Now I am a firm believer in Young Earth Creationism. I believe based on the approach of proving from the pages of Scripture that such a position is most closely aligned with Scripture. There are likely elements of this position that will continue to need to be refined. Certainly scientific discovery plays a part in the overall analysis, but ultimately the decision on whether this view can continue to be stated as being genuine after examination rests on whether it consistently aligns itself with God’s Word. Again, there is the constant need for refinement and evaluation. That which continues to be true can continue to be held fast to, and that which is proven to be false needs to be rejected.

I have found over the years that after serious reflection and investigation, there have been a number of positions I have taken on matters of Scripture that have been refined and adjusted.

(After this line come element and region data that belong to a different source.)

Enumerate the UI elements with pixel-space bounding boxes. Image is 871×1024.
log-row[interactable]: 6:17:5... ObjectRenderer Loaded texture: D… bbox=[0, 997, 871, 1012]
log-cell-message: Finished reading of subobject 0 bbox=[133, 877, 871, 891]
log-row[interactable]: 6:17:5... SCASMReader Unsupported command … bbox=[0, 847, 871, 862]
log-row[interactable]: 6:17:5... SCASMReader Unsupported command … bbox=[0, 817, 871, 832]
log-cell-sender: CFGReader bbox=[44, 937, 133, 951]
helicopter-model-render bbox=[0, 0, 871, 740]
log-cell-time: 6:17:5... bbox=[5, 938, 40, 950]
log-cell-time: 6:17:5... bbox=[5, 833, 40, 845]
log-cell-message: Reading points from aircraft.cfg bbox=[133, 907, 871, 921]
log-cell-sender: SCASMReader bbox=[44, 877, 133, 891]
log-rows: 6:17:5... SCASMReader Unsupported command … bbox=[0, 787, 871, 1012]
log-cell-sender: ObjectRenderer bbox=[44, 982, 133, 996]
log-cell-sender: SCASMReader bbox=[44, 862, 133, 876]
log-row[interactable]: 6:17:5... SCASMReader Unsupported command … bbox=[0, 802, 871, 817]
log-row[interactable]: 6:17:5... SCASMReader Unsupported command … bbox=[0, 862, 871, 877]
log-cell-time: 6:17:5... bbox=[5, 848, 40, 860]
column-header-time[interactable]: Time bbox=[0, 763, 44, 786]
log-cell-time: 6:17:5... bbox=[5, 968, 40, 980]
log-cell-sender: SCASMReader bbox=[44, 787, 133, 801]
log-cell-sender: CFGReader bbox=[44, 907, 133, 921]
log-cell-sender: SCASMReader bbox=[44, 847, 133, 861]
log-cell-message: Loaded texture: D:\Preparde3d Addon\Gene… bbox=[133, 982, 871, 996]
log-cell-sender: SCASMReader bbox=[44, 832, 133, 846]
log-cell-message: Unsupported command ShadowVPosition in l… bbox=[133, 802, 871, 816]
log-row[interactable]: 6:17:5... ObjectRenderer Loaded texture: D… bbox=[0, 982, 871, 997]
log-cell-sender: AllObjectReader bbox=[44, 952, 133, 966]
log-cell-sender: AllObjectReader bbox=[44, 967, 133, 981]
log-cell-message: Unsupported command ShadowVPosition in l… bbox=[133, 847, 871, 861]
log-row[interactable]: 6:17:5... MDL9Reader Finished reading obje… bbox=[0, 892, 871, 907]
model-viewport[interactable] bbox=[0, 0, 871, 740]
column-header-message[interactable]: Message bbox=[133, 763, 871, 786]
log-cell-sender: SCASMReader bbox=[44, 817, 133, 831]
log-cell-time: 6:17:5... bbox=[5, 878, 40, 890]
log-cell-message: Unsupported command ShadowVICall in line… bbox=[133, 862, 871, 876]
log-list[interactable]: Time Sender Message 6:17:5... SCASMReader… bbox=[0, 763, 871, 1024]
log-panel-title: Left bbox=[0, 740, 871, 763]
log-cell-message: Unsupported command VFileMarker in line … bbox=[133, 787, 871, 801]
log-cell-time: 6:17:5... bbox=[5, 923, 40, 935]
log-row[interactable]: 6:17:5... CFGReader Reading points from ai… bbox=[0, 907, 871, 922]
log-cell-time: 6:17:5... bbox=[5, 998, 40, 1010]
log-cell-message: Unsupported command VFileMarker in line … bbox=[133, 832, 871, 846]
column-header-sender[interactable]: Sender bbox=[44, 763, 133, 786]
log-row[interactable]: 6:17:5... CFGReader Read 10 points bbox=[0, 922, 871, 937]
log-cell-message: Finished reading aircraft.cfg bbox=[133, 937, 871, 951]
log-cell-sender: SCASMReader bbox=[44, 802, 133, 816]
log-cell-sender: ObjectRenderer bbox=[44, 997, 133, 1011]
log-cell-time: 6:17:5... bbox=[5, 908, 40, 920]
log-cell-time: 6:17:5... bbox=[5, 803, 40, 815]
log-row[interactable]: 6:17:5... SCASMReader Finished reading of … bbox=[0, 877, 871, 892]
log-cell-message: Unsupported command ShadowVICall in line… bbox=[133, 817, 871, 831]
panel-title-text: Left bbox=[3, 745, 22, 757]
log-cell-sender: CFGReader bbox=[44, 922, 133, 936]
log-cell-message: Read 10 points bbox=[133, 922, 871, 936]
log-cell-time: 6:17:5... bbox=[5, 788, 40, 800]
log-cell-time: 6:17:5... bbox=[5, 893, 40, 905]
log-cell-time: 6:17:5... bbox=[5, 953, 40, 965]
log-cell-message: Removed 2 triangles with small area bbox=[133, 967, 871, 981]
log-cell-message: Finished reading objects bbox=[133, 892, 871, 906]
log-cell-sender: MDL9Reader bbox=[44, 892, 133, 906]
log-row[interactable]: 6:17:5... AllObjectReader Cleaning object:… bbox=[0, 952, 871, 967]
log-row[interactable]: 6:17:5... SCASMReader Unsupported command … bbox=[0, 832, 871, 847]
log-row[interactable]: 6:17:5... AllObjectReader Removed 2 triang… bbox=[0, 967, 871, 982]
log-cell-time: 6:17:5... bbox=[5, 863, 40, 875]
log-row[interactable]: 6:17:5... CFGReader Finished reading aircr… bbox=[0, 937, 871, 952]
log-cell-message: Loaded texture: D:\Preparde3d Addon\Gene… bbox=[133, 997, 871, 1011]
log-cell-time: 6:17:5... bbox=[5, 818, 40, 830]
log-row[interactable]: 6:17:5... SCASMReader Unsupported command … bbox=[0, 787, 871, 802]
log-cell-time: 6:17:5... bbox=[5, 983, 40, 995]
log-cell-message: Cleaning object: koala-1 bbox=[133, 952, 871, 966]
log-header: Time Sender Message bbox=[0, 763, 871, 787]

As I have come to realize this reality, it has done much to spur further investigation of Scripture and analysis of my beliefs in many areas. Many things I continued to hold onto, at least for the time being, and many things I have had to let go in favor of a more consistent approach to Scripture. In my humble opinion, this is what being a Berean and growing in the Word of God is all about. To simply accept everything you read or hear as being the truth without going to the Word of God and doing serious Bible study to prove all things is not what God demands. In fact, taking that approach could make you susceptible to falsehood given you have not done the requisite investigation to obtain an understanding of that which is good and that which is false.

We live in an age where falsehoods abound. The tickling of the ears has become the sad hallmark of the day in many corners of Christianity with little pushback or research being done on the part of the hearer. Does this mean we should never trust that our pastor or favorite author is preaching or writing the truth? In the words of former President Ronald Reagan, “Trust but verify” as that is what Scripture demands of us. Church creeds, the writings of many wonderful men of God and most certainly the passionate preaching of your pastor are all great and definitely can be a starting point for further Biblical study. They are all just that – a starting point. The end point must be Scripture and the fervent examination of whether such things meet the ultimate standard of God’s Word. Don’t take my word for it. Dig into Scripture and find out for yourself under the leading and guidance of the Holy Spirit.